# Sleep and Dreams > Dream Gallery >  >  The leprechaun's time machine; One of the longest dreams I've ever had.

## faxonboy

This was a dream when I had when I was 8, but it was so long and detailed I can still clearly remember it. I want to empasis that I had never seen Doctor Who when I had this dream.

The dream begins with me playing in my backyard when I notice a door in the side of the fence. I enter it and somehow knows it's a time machine. The room inside is basically just an empty closet, but when I leave it I'm at my cousin's house but somehow I know it's the future. Suddenly a man is running at me telling me to escape, and I see he is being chased by a figure in a red Cloack with just blackness under his red hood. Across the dark space where his face should be are 2 vertical and 2 horizontal bars. I get back into the door and when I exit it again I'm in front of an alien spaceship. There's a crowd of people all around me as I see the silloute of a humanoid alien exiting the craft. I then find myself back in the machine, but somehow it has crashed at a high school prom, and a voice explains that at this prom everyone was mysteriously shrunk to an inch tall, but all I see are flickering lights.

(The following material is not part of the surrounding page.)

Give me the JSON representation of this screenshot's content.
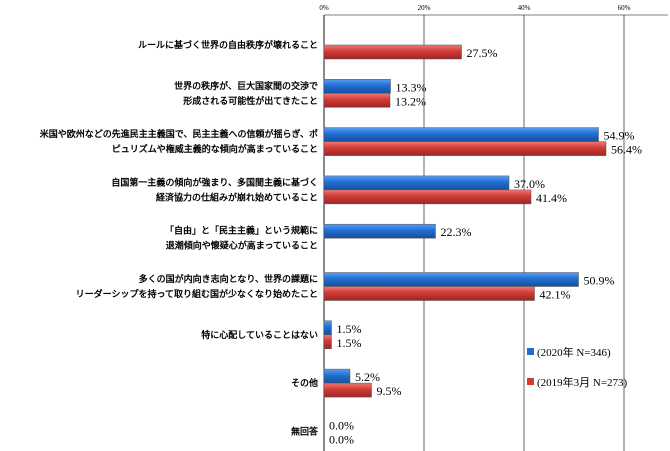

I then find myself back in my backyard and I'm chasing what I think is a leprechaun who is inside a white hallway adjacent to my backyard.

This dream had some other parts to it that I forget. Like I said, I was 8.

----------


## nightflick

Wow. To have remembered this so long and with all the details, it must have made quite an impression on you.

----------


## animlucid

It's cool to randomly remember dreams you had that happened years ago. It's impressive you can remember all the details like that!  :;-): 

Also, you just gave me a new dream goal to time travel, thanks!  ::D:

----------